On-shell Condition for physical particles in QFT Last year Prof. Ashoke Sen proved Soft Theorems for gravitons for generic theories of gravity. The papers are exceptionally well-written and I think I understand most of it (partly due to the lecture series available online by himself) but there's a trivial thing that I'm stuck on. He says that the on-shell condition for a particle with polarisation $\epsilon_i(p_i)$ is $\epsilon^T.K = 0$. Here $K$ is the kinetic energy operator (or the 2 point coupling matrix). I understand that I must be missing something trivial I just can't figure out what. I appreciate all the help I can get.
 A: This is merely a long comment.
Let's begin with a simpler question: why does a spin-1 boson of mass $m>0$ satisfy $k^\mu\epsilon_\mu^{(a)}=0$ for polarization vectors $\epsilon_\mu^{(a)}$? By Lorentz invariance we need only check the condition in the rest frame, which simplifies the condition to $m \epsilon_0^{(a)}=0$; and since $V_0=0$ has a vector space of solutions, each $\epsilon_\mu^{(a)}$ is easily obtained in this reference frame, viz. $\epsilon_\mu^{(a)}=\delta_\mu^a$. Since we're working in the particle's rest frame, the constraints $k\cdot\epsilon^{(a)}=0$ still leave us with the spin degrees of freedom.
The basic idea above admits a number of generalisations. Sec. I.5 of Zee's Quantum Field Theory in a Nutshell discusses the above argument, and does a similar degrees-of-freedom count for a massive spin-2 boson, viz. $k^\mu\epsilon_{\mu\nu}^{(a)}=0$. In this case, the extension from the rest frame to other reference frames uses Lorentz covariance (or is it contravariance?) instead of Lorentz invariance. Sen has added a spacetime index to the kinetic factor rather than the polarization tensor, but the principle remains the same.

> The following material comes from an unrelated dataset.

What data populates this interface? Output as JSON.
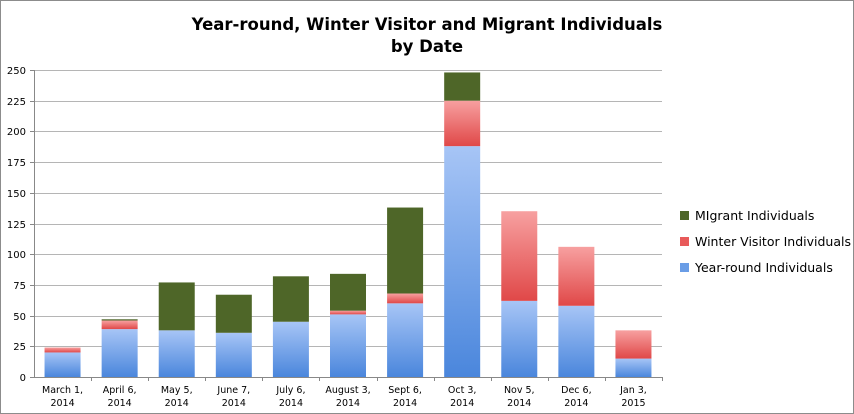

And in each case, the extension to massless particles follows from continuing the massive physics to the massless case, roughly speaking. There is an important discontinuity in the analysis, though it doesn't ruin any of the equations so far. Since $\epsilon_\mu\to\epsilon_\mu+\lambda(k) k_\mu$ preserves the constraint if $k^2=0$, a massless particle has one fewer degree of freedom. See also Sec. 4.4.1 here.